China is a self-proclaimed socialist market economy that needs a much more open market for ideas. The reform and opening up policy of the 1980s was inherently a process of market liberalization underpinned by a somewhat less restricted flow of information and a loosened system for exchanging ideas, at home and abroad. As a cornerstone of a market economy, information has a value that cannot be ignored. Trade in consumer goods will remain relevant for China’s regional strategy and for the One Belt, One Road strategy, but more emphasis should be given to the market for ideas. Some have argued that the Internet has made human communication obsolete. For the foreseeable future, though, the communication of ideas in the traditional form, which consists of information in multifarious forms with multifarious meanings and innumerable nuances, will still be the main agent of change.

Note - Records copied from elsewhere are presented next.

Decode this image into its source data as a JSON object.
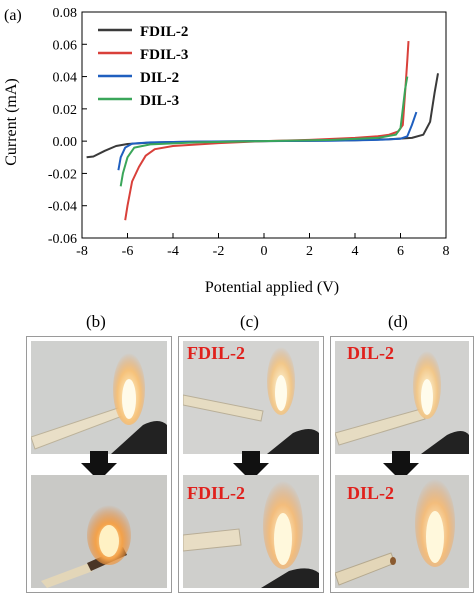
{
  "chart_data": {
    "type": "line",
    "panel_label": "(a)",
    "xlabel": "Potential applied (V)",
    "ylabel": "Current (mA)",
    "xlim": [
      -8,
      8
    ],
    "ylim": [
      -0.06,
      0.08
    ],
    "x_ticks": [
      -8,
      -6,
      -4,
      -2,
      0,
      2,
      4,
      6,
      8
    ],
    "x_tick_labels": [
      "-8",
      "-6",
      "-4",
      "-2",
      "0",
      "2",
      "4",
      "6",
      "8"
    ],
    "y_ticks": [
      -0.06,
      -0.04,
      -0.02,
      0.0,
      0.02,
      0.04,
      0.06,
      0.08
    ],
    "y_tick_labels": [
      "-0.06",
      "-0.04",
      "-0.02",
      "0.00",
      "0.02",
      "0.04",
      "0.06",
      "0.08"
    ],
    "legend_position": "top-left",
    "series": [
      {
        "name": "FDIL-2",
        "color": "#3a3a3a",
        "points": [
          [
            -7.8,
            -0.01
          ],
          [
            -7.5,
            -0.0095
          ],
          [
            -7.0,
            -0.006
          ],
          [
            -6.5,
            -0.003
          ],
          [
            -6.0,
            -0.0018
          ],
          [
            -5.0,
            -0.0009
          ],
          [
            -4.0,
            -0.0005
          ],
          [
            -2.0,
            -0.0002
          ],
          [
            0.0,
            0.0
          ],
          [
            2.0,
            0.0002
          ],
          [
            4.0,
            0.0006
          ],
          [
            5.5,
            0.0012
          ],
          [
            6.5,
            0.002
          ],
          [
            7.0,
            0.004
          ],
          [
            7.3,
            0.012
          ],
          [
            7.5,
            0.03
          ],
          [
            7.65,
            0.042
          ]
        ]
      },
      {
        "name": "FDIL-3",
        "color": "#d9403a",
        "points": [
          [
            -6.1,
            -0.049
          ],
          [
            -6.0,
            -0.04
          ],
          [
            -5.8,
            -0.025
          ],
          [
            -5.5,
            -0.016
          ],
          [
            -5.2,
            -0.009
          ],
          [
            -4.8,
            -0.005
          ],
          [
            -4.0,
            -0.003
          ],
          [
            -2.0,
            -0.0012
          ],
          [
            0.0,
            0.0
          ],
          [
            2.0,
            0.0008
          ],
          [
            4.0,
            0.002
          ],
          [
            5.0,
            0.003
          ],
          [
            5.5,
            0.004
          ],
          [
            5.9,
            0.006
          ],
          [
            6.1,
            0.01
          ],
          [
            6.2,
            0.03
          ],
          [
            6.3,
            0.05
          ],
          [
            6.35,
            0.062
          ]
        ]
      },
      {
        "name": "DIL-2",
        "color": "#1f5fbf",
        "points": [
          [
            -6.4,
            -0.018
          ],
          [
            -6.3,
            -0.01
          ],
          [
            -6.1,
            -0.004
          ],
          [
            -5.8,
            -0.0015
          ],
          [
            -5.0,
            -0.0008
          ],
          [
            -3.0,
            -0.0003
          ],
          [
            0.0,
            0.0
          ],
          [
            3.0,
            0.0003
          ],
          [
            5.0,
            0.0008
          ],
          [
            6.0,
            0.0015
          ],
          [
            6.3,
            0.003
          ],
          [
            6.5,
            0.01
          ],
          [
            6.7,
            0.018
          ]
        ]
      },
      {
        "name": "DIL-3",
        "color": "#3aa65a",
        "points": [
          [
            -6.3,
            -0.028
          ],
          [
            -6.2,
            -0.02
          ],
          [
            -6.0,
            -0.01
          ],
          [
            -5.7,
            -0.004
          ],
          [
            -5.0,
            -0.002
          ],
          [
            -3.0,
            -0.0008
          ],
          [
            0.0,
            0.0
          ],
          [
            3.0,
            0.0008
          ],
          [
            5.0,
            0.002
          ],
          [
            5.8,
            0.004
          ],
          [
            6.0,
            0.008
          ],
          [
            6.1,
            0.02
          ],
          [
            6.2,
            0.032
          ],
          [
            6.3,
            0.04
          ]
        ]
      }
    ]
  },
  "photos": {
    "panel_b": {
      "label": "(b)"
    },
    "panel_c": {
      "label": "(c)",
      "top_text": "FDIL-2",
      "bottom_text": "FDIL-2"
    },
    "panel_d": {
      "label": "(d)",
      "top_text": "DIL-2",
      "bottom_text": "DIL-2"
    }
  }
}
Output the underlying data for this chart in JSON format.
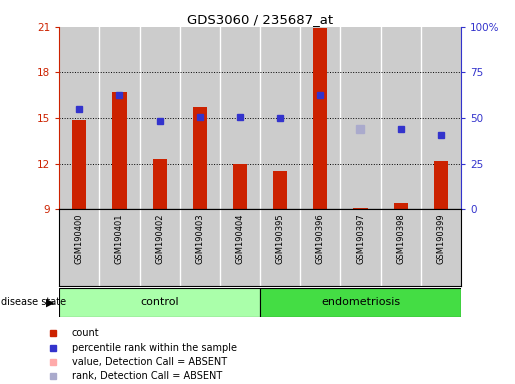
{
  "title": "GDS3060 / 235687_at",
  "samples": [
    "GSM190400",
    "GSM190401",
    "GSM190402",
    "GSM190403",
    "GSM190404",
    "GSM190395",
    "GSM190396",
    "GSM190397",
    "GSM190398",
    "GSM190399"
  ],
  "groups": [
    "control",
    "control",
    "control",
    "control",
    "control",
    "endometriosis",
    "endometriosis",
    "endometriosis",
    "endometriosis",
    "endometriosis"
  ],
  "bar_values": [
    14.9,
    16.7,
    12.3,
    15.7,
    12.0,
    11.5,
    20.9,
    9.1,
    9.4,
    12.2
  ],
  "bar_bottom": 9.0,
  "blue_dot_values": [
    15.6,
    16.5,
    14.8,
    15.1,
    15.1,
    15.0,
    16.5,
    14.3,
    14.3,
    13.9
  ],
  "blue_dot_present": [
    true,
    true,
    true,
    true,
    true,
    true,
    true,
    false,
    true,
    true
  ],
  "absent_rank_sample_idx": 7,
  "absent_rank_value": 14.3,
  "ylim_min": 9,
  "ylim_max": 21,
  "yticks_left": [
    9,
    12,
    15,
    18,
    21
  ],
  "yticks_right_pct": [
    0,
    25,
    50,
    75,
    100
  ],
  "bar_color": "#cc2200",
  "blue_dot_color": "#3333cc",
  "absent_rank_color": "#aaaacc",
  "absent_value_color": "#ffaaaa",
  "control_color": "#aaffaa",
  "endometriosis_color": "#44dd44",
  "bg_color": "#cccccc",
  "col_sep_color": "#ffffff",
  "grid_color": "#000000",
  "legend_items": [
    {
      "color": "#cc2200",
      "label": "count"
    },
    {
      "color": "#3333cc",
      "label": "percentile rank within the sample"
    },
    {
      "color": "#ffaaaa",
      "label": "value, Detection Call = ABSENT"
    },
    {
      "color": "#aaaacc",
      "label": "rank, Detection Call = ABSENT"
    }
  ]
}
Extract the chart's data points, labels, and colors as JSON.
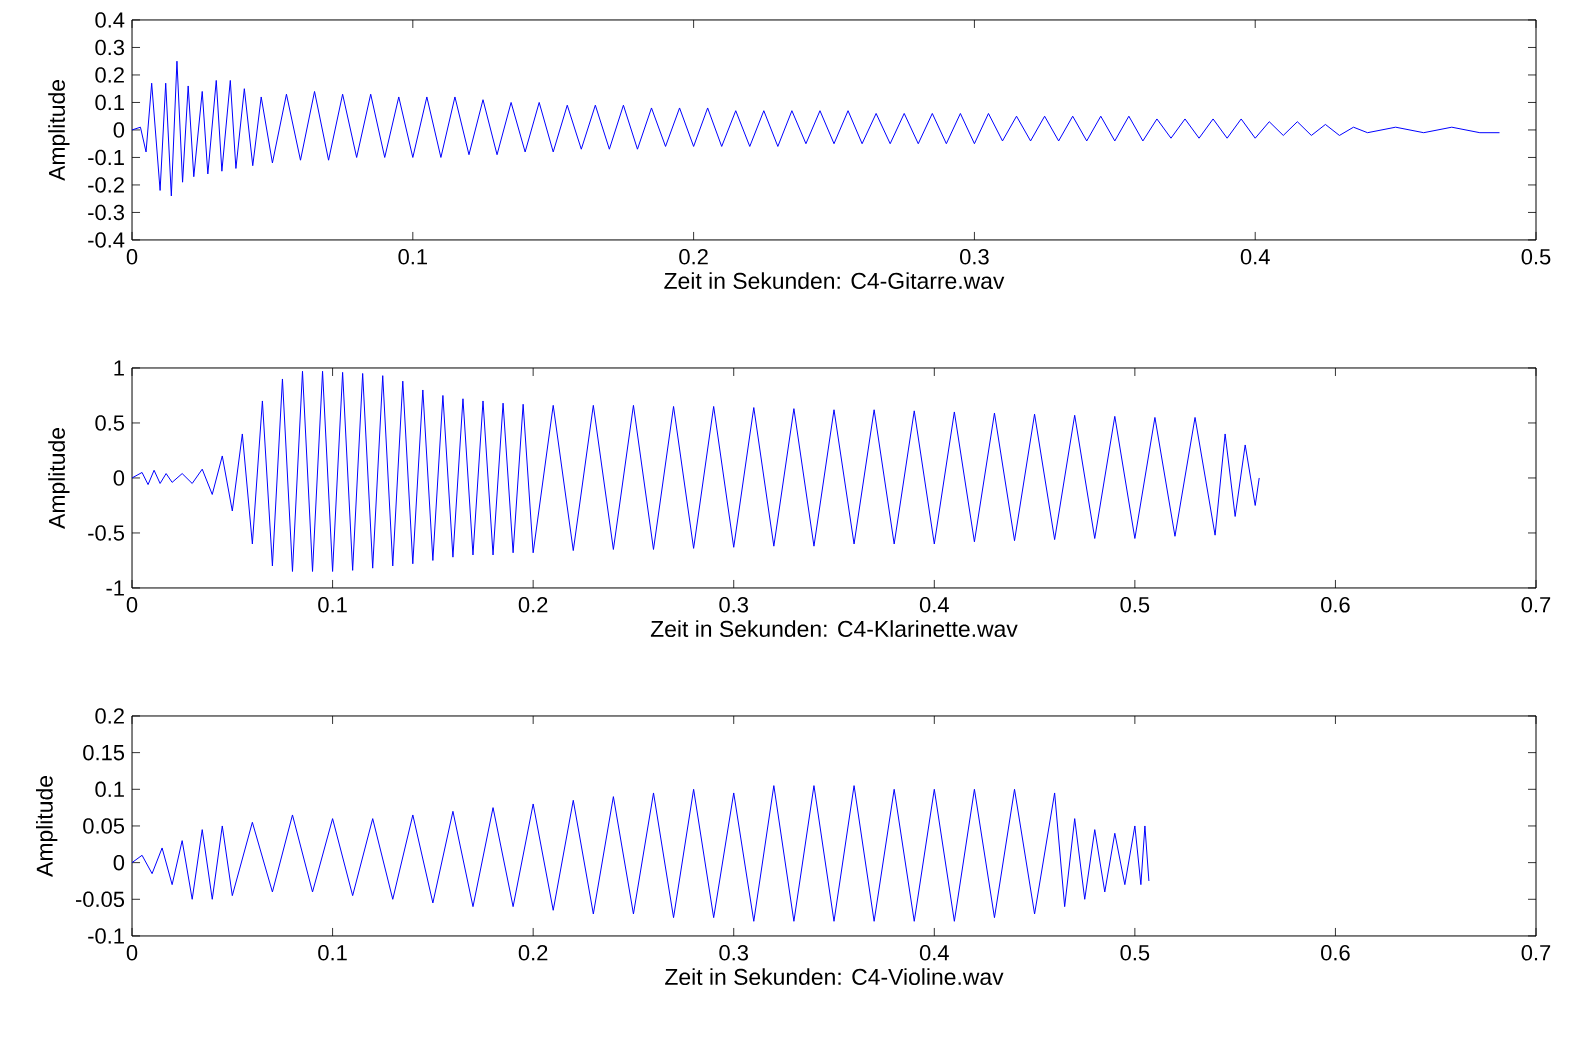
{
  "chart_data": [
    {
      "type": "line",
      "xlabel": "Zeit in Sekunden: C4-Gitarre.wav",
      "ylabel": "Amplitude",
      "xlim": [
        0,
        0.5
      ],
      "ylim": [
        -0.4,
        0.4
      ],
      "xticks": [
        0,
        0.1,
        0.2,
        0.3,
        0.4,
        0.5
      ],
      "yticks": [
        -0.4,
        -0.3,
        -0.2,
        -0.1,
        0,
        0.1,
        0.2,
        0.3,
        0.4
      ],
      "series": [
        {
          "color": "#0000ff",
          "x": [
            0,
            0.003,
            0.005,
            0.007,
            0.01,
            0.012,
            0.014,
            0.016,
            0.018,
            0.02,
            0.022,
            0.025,
            0.027,
            0.03,
            0.032,
            0.035,
            0.037,
            0.04,
            0.043,
            0.046,
            0.05,
            0.055,
            0.06,
            0.065,
            0.07,
            0.075,
            0.08,
            0.085,
            0.09,
            0.095,
            0.1,
            0.105,
            0.11,
            0.115,
            0.12,
            0.125,
            0.13,
            0.135,
            0.14,
            0.145,
            0.15,
            0.155,
            0.16,
            0.165,
            0.17,
            0.175,
            0.18,
            0.185,
            0.19,
            0.195,
            0.2,
            0.205,
            0.21,
            0.215,
            0.22,
            0.225,
            0.23,
            0.235,
            0.24,
            0.245,
            0.25,
            0.255,
            0.26,
            0.265,
            0.27,
            0.275,
            0.28,
            0.285,
            0.29,
            0.295,
            0.3,
            0.305,
            0.31,
            0.315,
            0.32,
            0.325,
            0.33,
            0.335,
            0.34,
            0.345,
            0.35,
            0.355,
            0.36,
            0.365,
            0.37,
            0.375,
            0.38,
            0.385,
            0.39,
            0.395,
            0.4,
            0.405,
            0.41,
            0.415,
            0.42,
            0.425,
            0.43,
            0.435,
            0.44,
            0.45,
            0.46,
            0.47,
            0.48,
            0.487
          ],
          "values": [
            0,
            0.01,
            -0.08,
            0.17,
            -0.22,
            0.17,
            -0.24,
            0.25,
            -0.19,
            0.16,
            -0.17,
            0.14,
            -0.16,
            0.18,
            -0.15,
            0.18,
            -0.14,
            0.15,
            -0.13,
            0.12,
            -0.12,
            0.13,
            -0.11,
            0.14,
            -0.11,
            0.13,
            -0.1,
            0.13,
            -0.1,
            0.12,
            -0.1,
            0.12,
            -0.1,
            0.12,
            -0.09,
            0.11,
            -0.09,
            0.1,
            -0.08,
            0.1,
            -0.08,
            0.09,
            -0.07,
            0.09,
            -0.07,
            0.09,
            -0.07,
            0.08,
            -0.06,
            0.08,
            -0.06,
            0.08,
            -0.06,
            0.07,
            -0.06,
            0.07,
            -0.06,
            0.07,
            -0.05,
            0.07,
            -0.05,
            0.07,
            -0.05,
            0.06,
            -0.05,
            0.06,
            -0.05,
            0.06,
            -0.05,
            0.06,
            -0.05,
            0.06,
            -0.04,
            0.05,
            -0.04,
            0.05,
            -0.04,
            0.05,
            -0.04,
            0.05,
            -0.04,
            0.05,
            -0.04,
            0.04,
            -0.03,
            0.04,
            -0.03,
            0.04,
            -0.03,
            0.04,
            -0.03,
            0.03,
            -0.02,
            0.03,
            -0.02,
            0.02,
            -0.02,
            0.01,
            -0.01,
            0.01,
            -0.01,
            0.01,
            -0.01,
            -0.01
          ]
        }
      ]
    },
    {
      "type": "line",
      "xlabel": "Zeit in Sekunden: C4-Klarinette.wav",
      "ylabel": "Amplitude",
      "xlim": [
        0,
        0.7
      ],
      "ylim": [
        -1,
        1
      ],
      "xticks": [
        0,
        0.1,
        0.2,
        0.3,
        0.4,
        0.5,
        0.6,
        0.7
      ],
      "yticks": [
        -1,
        -0.5,
        0,
        0.5,
        1
      ],
      "series": [
        {
          "color": "#0000ff",
          "x": [
            0,
            0.005,
            0.008,
            0.011,
            0.014,
            0.017,
            0.02,
            0.025,
            0.03,
            0.035,
            0.04,
            0.045,
            0.05,
            0.055,
            0.06,
            0.065,
            0.07,
            0.075,
            0.08,
            0.085,
            0.09,
            0.095,
            0.1,
            0.105,
            0.11,
            0.115,
            0.12,
            0.125,
            0.13,
            0.135,
            0.14,
            0.145,
            0.15,
            0.155,
            0.16,
            0.165,
            0.17,
            0.175,
            0.18,
            0.185,
            0.19,
            0.195,
            0.2,
            0.21,
            0.22,
            0.23,
            0.24,
            0.25,
            0.26,
            0.27,
            0.28,
            0.29,
            0.3,
            0.31,
            0.32,
            0.33,
            0.34,
            0.35,
            0.36,
            0.37,
            0.38,
            0.39,
            0.4,
            0.41,
            0.42,
            0.43,
            0.44,
            0.45,
            0.46,
            0.47,
            0.48,
            0.49,
            0.5,
            0.51,
            0.52,
            0.53,
            0.54,
            0.545,
            0.55,
            0.555,
            0.56,
            0.562
          ],
          "values": [
            0,
            0.05,
            -0.06,
            0.07,
            -0.05,
            0.04,
            -0.04,
            0.04,
            -0.05,
            0.08,
            -0.15,
            0.2,
            -0.3,
            0.4,
            -0.6,
            0.7,
            -0.8,
            0.9,
            -0.85,
            0.97,
            -0.85,
            0.97,
            -0.85,
            0.96,
            -0.84,
            0.95,
            -0.82,
            0.93,
            -0.8,
            0.88,
            -0.78,
            0.8,
            -0.75,
            0.75,
            -0.72,
            0.72,
            -0.7,
            0.7,
            -0.7,
            0.68,
            -0.68,
            0.67,
            -0.68,
            0.66,
            -0.66,
            0.66,
            -0.65,
            0.66,
            -0.65,
            0.65,
            -0.64,
            0.65,
            -0.63,
            0.64,
            -0.62,
            0.63,
            -0.62,
            0.62,
            -0.6,
            0.62,
            -0.6,
            0.61,
            -0.6,
            0.6,
            -0.58,
            0.59,
            -0.57,
            0.58,
            -0.56,
            0.57,
            -0.55,
            0.56,
            -0.55,
            0.55,
            -0.53,
            0.55,
            -0.52,
            0.4,
            -0.35,
            0.3,
            -0.25,
            0
          ]
        }
      ]
    },
    {
      "type": "line",
      "xlabel": "Zeit in Sekunden: C4-Violine.wav",
      "ylabel": "Amplitude",
      "xlim": [
        0,
        0.7
      ],
      "ylim": [
        -0.1,
        0.2
      ],
      "xticks": [
        0,
        0.1,
        0.2,
        0.3,
        0.4,
        0.5,
        0.6,
        0.7
      ],
      "yticks": [
        -0.1,
        -0.05,
        0,
        0.05,
        0.1,
        0.15,
        0.2
      ],
      "series": [
        {
          "color": "#0000ff",
          "x": [
            0,
            0.005,
            0.01,
            0.015,
            0.02,
            0.025,
            0.03,
            0.035,
            0.04,
            0.045,
            0.05,
            0.06,
            0.07,
            0.08,
            0.09,
            0.1,
            0.11,
            0.12,
            0.13,
            0.14,
            0.15,
            0.16,
            0.17,
            0.18,
            0.19,
            0.2,
            0.21,
            0.22,
            0.23,
            0.24,
            0.25,
            0.26,
            0.27,
            0.28,
            0.29,
            0.3,
            0.31,
            0.32,
            0.33,
            0.34,
            0.35,
            0.36,
            0.37,
            0.38,
            0.39,
            0.4,
            0.41,
            0.42,
            0.43,
            0.44,
            0.45,
            0.46,
            0.465,
            0.47,
            0.475,
            0.48,
            0.485,
            0.49,
            0.495,
            0.5,
            0.503,
            0.505,
            0.507
          ],
          "values": [
            0,
            0.01,
            -0.015,
            0.02,
            -0.03,
            0.03,
            -0.05,
            0.045,
            -0.05,
            0.05,
            -0.045,
            0.055,
            -0.04,
            0.065,
            -0.04,
            0.06,
            -0.045,
            0.06,
            -0.05,
            0.065,
            -0.055,
            0.07,
            -0.06,
            0.075,
            -0.06,
            0.08,
            -0.065,
            0.085,
            -0.07,
            0.09,
            -0.07,
            0.095,
            -0.075,
            0.1,
            -0.075,
            0.095,
            -0.08,
            0.105,
            -0.08,
            0.105,
            -0.08,
            0.105,
            -0.08,
            0.1,
            -0.08,
            0.1,
            -0.08,
            0.1,
            -0.075,
            0.1,
            -0.07,
            0.095,
            -0.06,
            0.06,
            -0.05,
            0.045,
            -0.04,
            0.04,
            -0.03,
            0.05,
            -0.03,
            0.05,
            -0.025
          ]
        }
      ]
    }
  ]
}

The hope here is that with the One Belt, One Road strategy, a much bigger and more complex market for ideas will emerge. The world could do with a little more open-mindedness, and a little less ideology. What Chinese history shows (though some may argue that history seldom teaches us anything) is that isolation led to the failure of the state. Should the One Belt, One Road strategy contribute to a more open China with a freer market for ideas, and further, a freer society, then history need not repeat.
Ma Junjie is a project researcher at Unirule Institute of Economics, a private think-tank renowned for institutional economics. He writes on various topics, ranging from international politics, trade, climate change and emissions trading scheme, to China’s reforms and culture.